What Are the Two Main Types of Gallstones?
The two main types of gallstones are cholesterol (70–80 % of gallstones in the USA) and pigment.
How Do Cholesterol Gallstones Form?
Cholesterol gallstones form when the concentration of cholesterol in the bile exceeds its solubility, which causes precipitation of cholesterol crystals. The solubility of cholesterol is dependent on the concentration of cholesterol, bile salts, and lecithin in the bile. Lower concentrations of bile salts or lecithin favor precipitation of cholesterol, as does high levels of cholesterol.

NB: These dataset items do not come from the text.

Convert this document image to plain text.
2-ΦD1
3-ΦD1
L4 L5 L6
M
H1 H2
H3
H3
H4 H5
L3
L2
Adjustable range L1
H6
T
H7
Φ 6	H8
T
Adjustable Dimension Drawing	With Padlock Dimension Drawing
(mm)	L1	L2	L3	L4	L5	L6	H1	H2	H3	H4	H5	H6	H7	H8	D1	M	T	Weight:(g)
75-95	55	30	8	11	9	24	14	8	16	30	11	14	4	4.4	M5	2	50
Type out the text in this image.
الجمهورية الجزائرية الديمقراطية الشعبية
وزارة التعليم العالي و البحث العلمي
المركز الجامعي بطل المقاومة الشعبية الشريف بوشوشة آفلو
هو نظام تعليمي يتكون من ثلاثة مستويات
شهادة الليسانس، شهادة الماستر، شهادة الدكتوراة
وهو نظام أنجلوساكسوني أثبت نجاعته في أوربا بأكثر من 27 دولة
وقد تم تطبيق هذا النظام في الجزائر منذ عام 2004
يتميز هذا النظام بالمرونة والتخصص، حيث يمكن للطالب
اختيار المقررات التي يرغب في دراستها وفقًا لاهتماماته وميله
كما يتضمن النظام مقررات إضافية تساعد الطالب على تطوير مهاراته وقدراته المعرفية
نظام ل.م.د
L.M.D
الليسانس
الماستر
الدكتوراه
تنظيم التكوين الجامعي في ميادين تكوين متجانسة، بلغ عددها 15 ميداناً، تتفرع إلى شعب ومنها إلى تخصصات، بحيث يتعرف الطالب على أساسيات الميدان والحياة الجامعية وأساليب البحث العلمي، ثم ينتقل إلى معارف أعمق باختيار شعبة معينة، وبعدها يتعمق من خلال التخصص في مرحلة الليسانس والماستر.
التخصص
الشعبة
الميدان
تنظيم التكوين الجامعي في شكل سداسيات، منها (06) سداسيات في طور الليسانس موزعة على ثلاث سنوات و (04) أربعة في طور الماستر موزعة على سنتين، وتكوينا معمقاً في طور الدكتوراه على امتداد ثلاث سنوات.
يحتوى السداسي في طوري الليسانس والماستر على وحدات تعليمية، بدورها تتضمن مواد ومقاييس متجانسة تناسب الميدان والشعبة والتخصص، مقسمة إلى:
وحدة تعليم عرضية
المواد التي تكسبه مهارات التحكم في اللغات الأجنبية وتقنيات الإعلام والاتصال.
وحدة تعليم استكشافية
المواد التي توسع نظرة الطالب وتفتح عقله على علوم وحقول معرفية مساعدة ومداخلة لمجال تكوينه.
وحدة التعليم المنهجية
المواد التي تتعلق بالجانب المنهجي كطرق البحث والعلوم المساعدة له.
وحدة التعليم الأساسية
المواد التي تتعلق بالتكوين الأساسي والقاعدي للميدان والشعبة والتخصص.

How Do Pigmented Gallstones Form?
These stones comprise the remaining 20–30 % of gallstones seen in the USA. Pigmented stones are classified as black or brown and contain less than 30 % cholesterol. The dark coloration is a result of the presence of calcium bilirubinate within the stones. Black stones are often associated with hemolytic disease such as hereditary spherocytosis or sickle cell disease. As a result of the breakdown of red blood cells, the amount of unconjugated bilirubin increases, leading to the formation of black stones. Black stones are most often found within the gallbladder. Brown stones, in comparison, most often form within the bile ducts. They are larger and softer than black stones and usually are associated with bacterial infection and parasites. They are more common in Asian countries.